Credit to the private sector reduced in the first three months of this year as commercial banks tightened their noose on borrowers.
Loans issued by commercial banks from January to March dropped by 20 billion shillings with agriculture, mining and the transport sectors among the worst affected.
The quarterly Central Bank credit report further shows non performing loans increased to 12 percent.
It was a tough quarter for business in Kenya as political tension reduced demand for goods and services even as investors shied away from the market.
However, a thawing of relationship between political rivals has acted to soothe the situation.

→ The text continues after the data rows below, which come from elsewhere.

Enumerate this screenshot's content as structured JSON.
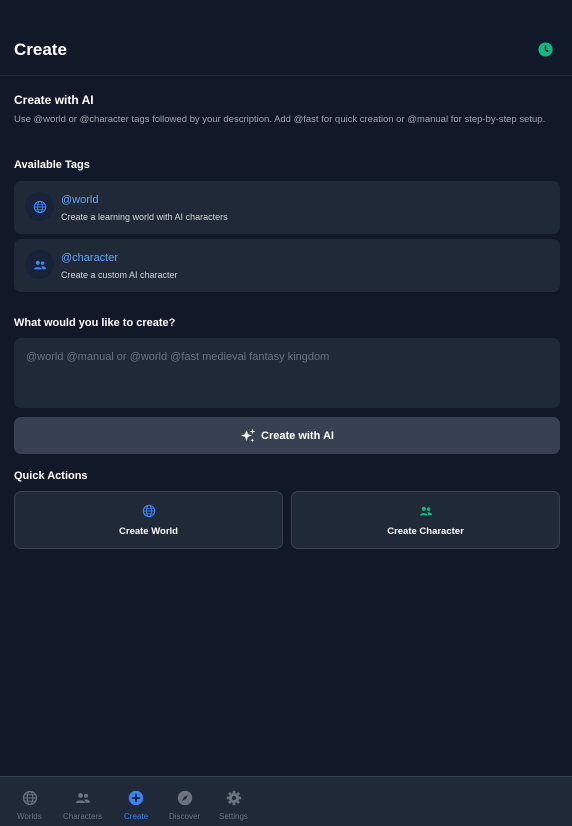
{
  "header": {
    "title": "Create"
  },
  "intro": {
    "heading": "Create with AI",
    "description": "Use @world or @character tags followed by your description. Add @fast for quick creation or @manual for step-by-step setup."
  },
  "tags": {
    "heading": "Available Tags",
    "items": [
      {
        "name": "@world",
        "description": "Create a learning world with AI characters",
        "icon": "globe-icon"
      },
      {
        "name": "@character",
        "description": "Create a custom AI character",
        "icon": "users-icon"
      }
    ]
  },
  "prompt": {
    "heading": "What would you like to create?",
    "placeholder": "@world @manual or @world @fast medieval fantasy kingdom",
    "value": ""
  },
  "ai_button": {
    "label": "Create with AI",
    "icon": "sparkles-icon"
  },
  "quick_actions": {
    "heading": "Quick Actions",
    "items": [
      {
        "label": "Create World",
        "icon": "globe-icon",
        "color": "#3b82f6"
      },
      {
        "label": "Create Character",
        "icon": "users-icon",
        "color": "#10b981"
      }
    ]
  },
  "bottom_nav": {
    "items": [
      {
        "label": "Worlds",
        "icon": "globe-icon"
      },
      {
        "label": "Characters",
        "icon": "users-icon"
      },
      {
        "label": "Create",
        "icon": "plus-circle-icon",
        "active": true
      },
      {
        "label": "Discover",
        "icon": "compass-icon"
      },
      {
        "label": "Settings",
        "icon": "gear-icon"
      }
    ]
  },
  "colors": {
    "background": "#111827",
    "card": "#1f2937",
    "accent": "#3b82f6",
    "tag_text": "#60a5fa",
    "green": "#10b981",
    "muted": "#6b7280"
  }
}
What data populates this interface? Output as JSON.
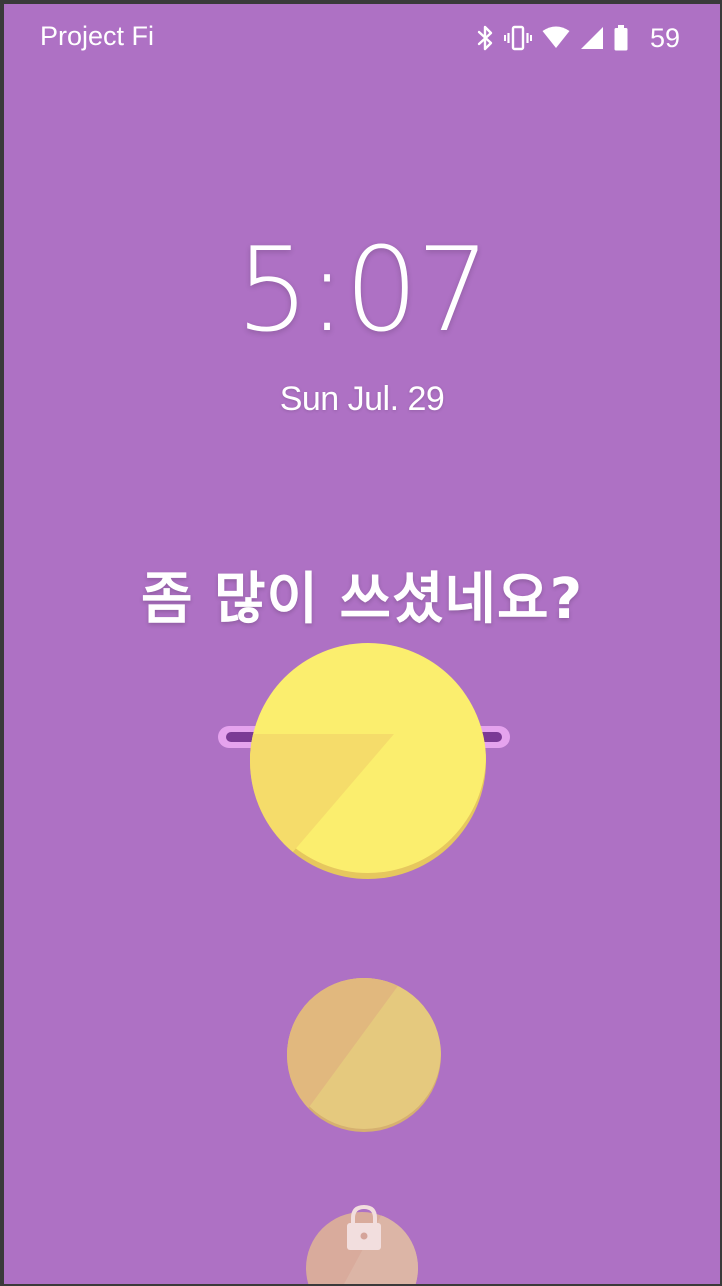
{
  "status_bar": {
    "carrier": "Project Fi",
    "battery_level": "59",
    "icons": [
      "bluetooth-icon",
      "vibrate-icon",
      "wifi-icon",
      "cell-signal-icon",
      "battery-icon"
    ]
  },
  "lockscreen": {
    "time": "5:07",
    "date": "Sun Jul. 29",
    "message": "좀 많이 쓰셨네요?"
  },
  "colors": {
    "background": "#ae71c4",
    "slot": "#e5a3ee",
    "slot_inner": "#7b3a95",
    "coin_main": "#fbee6e",
    "coin_shade": "#f5dc6a",
    "coin_edge": "#e6c75e",
    "coin_faded_main": "#e5c97e",
    "coin_faded_shade": "#e1b87e",
    "lock_circle": "#d8a8a8"
  },
  "graphics": {
    "top_object": "coin-dropping-into-slot",
    "middle_object": "faded-coin",
    "bottom_object": "lock-icon"
  }
}
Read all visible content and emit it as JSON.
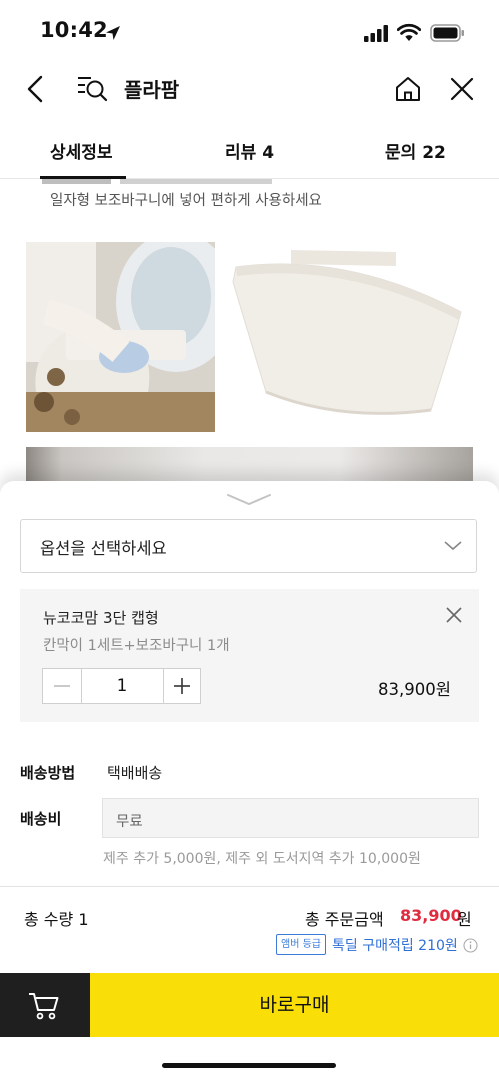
{
  "status_bar": {
    "time": "10:42"
  },
  "header": {
    "title": "플라팜"
  },
  "tabs": [
    {
      "label": "상세정보",
      "active": true
    },
    {
      "label": "리뷰 4",
      "active": false
    },
    {
      "label": "문의 22",
      "active": false
    }
  ],
  "detail": {
    "caption": "일자형 보조바구니에 넣어 편하게 사용하세요"
  },
  "option_select": {
    "placeholder": "옵션을 선택하세요"
  },
  "selected_option": {
    "name": "뉴코코맘 3단 캡형",
    "detail": "칸막이 1세트+보조바구니 1개",
    "quantity": "1",
    "price": "83,900원"
  },
  "shipping": {
    "method_label": "배송방법",
    "method_value": "택배배송",
    "fee_label": "배송비",
    "fee_value": "무료",
    "fee_note": "제주 추가 5,000원, 제주 외 도서지역 추가 10,000원"
  },
  "summary": {
    "total_qty": "총 수량 1",
    "total_label": "총 주문금액",
    "total_price": "83,900",
    "currency": "원",
    "grade_badge": "앰버 등급",
    "reward": "톡딜 구매적립 210원"
  },
  "buy_button": {
    "label": "바로구매"
  },
  "colors": {
    "buy_yellow": "#f9df07",
    "price_red": "#e02c3f",
    "reward_blue": "#2f6fd6"
  }
}
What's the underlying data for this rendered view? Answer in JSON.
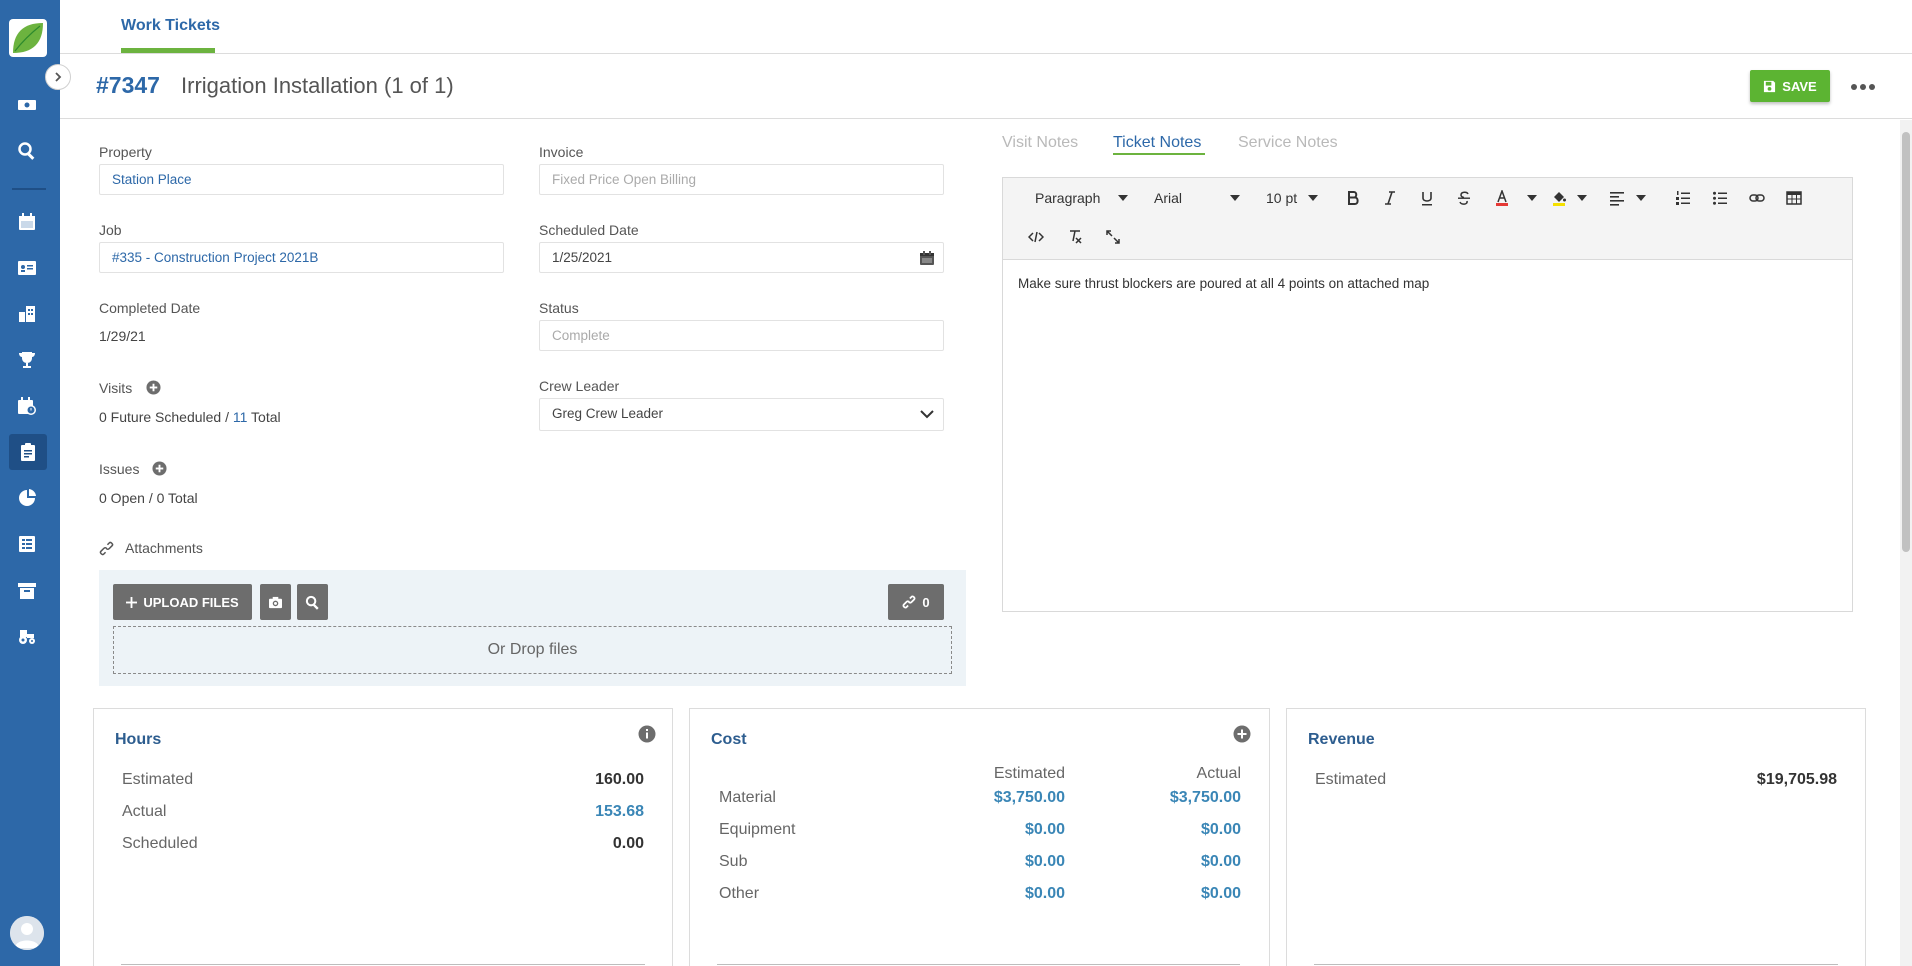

Coupled with the interest rates capping law, credit to the private sector continues to under-perform with banks opting to lend to the government through treasury bills and bonds.
In the three months to March, the ratio of total loans to total assets decreased by 1.21 percent to 58.4 percent blamed on reduced interest margins.
In the three months, gross loans decreased by 0.84 percent from Ksh.2.43 trillion in March 2018.
This drop in gross loans was mainly attributable to a decrease in gross loans in the Agriculture, Mining and Quarrying, Trade, Tourism, Transport and Communication and Real Estate sectors.
The central bank’s quarterly credit report says that total banks’ balance sheet increased by 0.74 percent from to Ksh.4.08 trillion in March 2018.
Total deposits increased by 1.02 percent to Ksh.2.98 trillion in March 2018. This was attributed to an increase in local currency deposits.
Profit in the quarter decreased from Ksh.21.86 billion in December 2017 to Ksh.11.46 billion in March 2018.
The National Treasury has drafted plans to review the interest rates law, which is expected to face resistance from lawmakers once the bill is taken to parliament.
CBK expects the market to improve in the second quarter due to favorable rainfall and improved business environment.